With an asterisk over 'unconditional,' I agree with everything you just said. Pretty sure that's one of the signs of the apocalypse

But none of that changes the fact that shallow, conditional, selfish love for others is still love, simply because that's how we use the word, and because that's where all love begins.
Less conditional love is something that takes practice and effort, constant self-reminders that most liberals aren't shitheads to pick just one example at random; it takes constant self-reminders of our shared humanity and shared fallibility, searching for the logs in our own eyes while trying to see things from others' perspective, trying to see the best in them or at the very least to understand the circumstances or genetics or brain chemistry which might have contributed to their current status.

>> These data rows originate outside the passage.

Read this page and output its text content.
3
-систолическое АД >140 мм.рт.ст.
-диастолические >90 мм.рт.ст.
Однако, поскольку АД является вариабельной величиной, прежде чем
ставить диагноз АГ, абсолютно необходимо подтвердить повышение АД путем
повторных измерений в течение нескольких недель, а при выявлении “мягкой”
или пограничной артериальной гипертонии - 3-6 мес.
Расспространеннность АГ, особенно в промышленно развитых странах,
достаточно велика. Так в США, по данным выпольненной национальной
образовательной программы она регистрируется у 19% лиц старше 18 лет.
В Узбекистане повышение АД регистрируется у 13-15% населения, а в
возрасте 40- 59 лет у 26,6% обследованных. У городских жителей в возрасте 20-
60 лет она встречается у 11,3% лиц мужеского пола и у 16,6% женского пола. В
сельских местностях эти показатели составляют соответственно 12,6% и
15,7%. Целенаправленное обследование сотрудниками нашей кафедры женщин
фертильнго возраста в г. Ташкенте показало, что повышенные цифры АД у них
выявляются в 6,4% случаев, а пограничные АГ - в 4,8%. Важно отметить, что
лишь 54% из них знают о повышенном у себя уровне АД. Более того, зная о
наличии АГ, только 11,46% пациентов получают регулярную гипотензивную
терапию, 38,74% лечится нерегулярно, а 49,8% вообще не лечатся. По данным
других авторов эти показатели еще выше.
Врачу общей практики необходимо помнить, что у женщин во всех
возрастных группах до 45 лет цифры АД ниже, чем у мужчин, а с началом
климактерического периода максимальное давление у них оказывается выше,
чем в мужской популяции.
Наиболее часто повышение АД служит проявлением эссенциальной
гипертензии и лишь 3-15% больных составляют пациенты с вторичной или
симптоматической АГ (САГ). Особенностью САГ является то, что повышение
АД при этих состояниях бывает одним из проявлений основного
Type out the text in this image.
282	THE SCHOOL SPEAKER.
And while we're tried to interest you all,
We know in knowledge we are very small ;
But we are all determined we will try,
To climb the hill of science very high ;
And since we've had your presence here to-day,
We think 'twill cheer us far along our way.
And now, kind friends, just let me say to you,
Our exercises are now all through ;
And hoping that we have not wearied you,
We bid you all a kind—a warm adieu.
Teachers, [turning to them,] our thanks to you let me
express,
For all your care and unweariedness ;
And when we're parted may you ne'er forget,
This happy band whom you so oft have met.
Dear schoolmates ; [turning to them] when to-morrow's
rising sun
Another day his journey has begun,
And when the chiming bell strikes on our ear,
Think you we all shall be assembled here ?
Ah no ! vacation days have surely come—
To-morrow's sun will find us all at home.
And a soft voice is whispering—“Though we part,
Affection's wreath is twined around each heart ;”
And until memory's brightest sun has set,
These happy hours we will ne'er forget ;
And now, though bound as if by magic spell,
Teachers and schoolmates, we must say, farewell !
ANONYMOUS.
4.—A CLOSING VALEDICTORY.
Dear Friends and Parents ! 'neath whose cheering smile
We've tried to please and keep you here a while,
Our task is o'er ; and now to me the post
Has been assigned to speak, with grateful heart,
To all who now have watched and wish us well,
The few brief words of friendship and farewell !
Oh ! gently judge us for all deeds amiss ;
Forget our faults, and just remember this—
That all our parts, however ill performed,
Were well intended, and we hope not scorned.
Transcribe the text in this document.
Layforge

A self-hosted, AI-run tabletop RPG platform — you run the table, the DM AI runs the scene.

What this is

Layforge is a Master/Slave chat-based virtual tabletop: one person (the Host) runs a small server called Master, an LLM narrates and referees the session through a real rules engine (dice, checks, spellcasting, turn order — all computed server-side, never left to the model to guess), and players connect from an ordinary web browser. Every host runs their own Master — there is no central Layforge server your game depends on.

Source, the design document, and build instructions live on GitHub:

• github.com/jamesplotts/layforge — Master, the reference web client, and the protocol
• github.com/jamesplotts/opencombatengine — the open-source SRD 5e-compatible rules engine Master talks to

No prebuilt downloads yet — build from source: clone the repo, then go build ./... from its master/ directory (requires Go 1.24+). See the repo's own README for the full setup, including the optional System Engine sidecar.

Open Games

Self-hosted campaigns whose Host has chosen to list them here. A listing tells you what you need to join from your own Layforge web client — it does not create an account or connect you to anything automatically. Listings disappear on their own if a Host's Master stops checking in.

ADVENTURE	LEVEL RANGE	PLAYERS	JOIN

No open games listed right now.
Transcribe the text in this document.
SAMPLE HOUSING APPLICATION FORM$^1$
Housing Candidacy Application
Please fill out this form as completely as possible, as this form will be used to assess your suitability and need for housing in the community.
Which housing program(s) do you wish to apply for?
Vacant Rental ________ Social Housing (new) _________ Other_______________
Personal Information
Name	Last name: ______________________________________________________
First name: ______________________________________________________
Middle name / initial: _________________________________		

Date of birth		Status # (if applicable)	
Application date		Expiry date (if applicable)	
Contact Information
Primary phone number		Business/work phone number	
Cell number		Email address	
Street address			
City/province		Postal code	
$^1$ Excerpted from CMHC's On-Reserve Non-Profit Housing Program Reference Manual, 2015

Meanwhile truly unconditional love is just as much of an idealization/fairy tale as love-at-first-sight soulmates, and just as much a risk factor for making the 'perfect' an enemy of the good; think of all the abuse victims who justify remaining with their abuser under the belief that they should love them unconditionally, unaffected and unaltered by the abuse. In fact when you really think about it, truly unconditional love makes even less sense than love at first sight: "Would you still love me if I turned into a mango?" Of course not, if nothing else love is obviously conditional on personhood, or at the very least on sentience, and as with abuse there are certainly other conditions which should at least have
some effect on love, shouldn't be unconditionally accepted.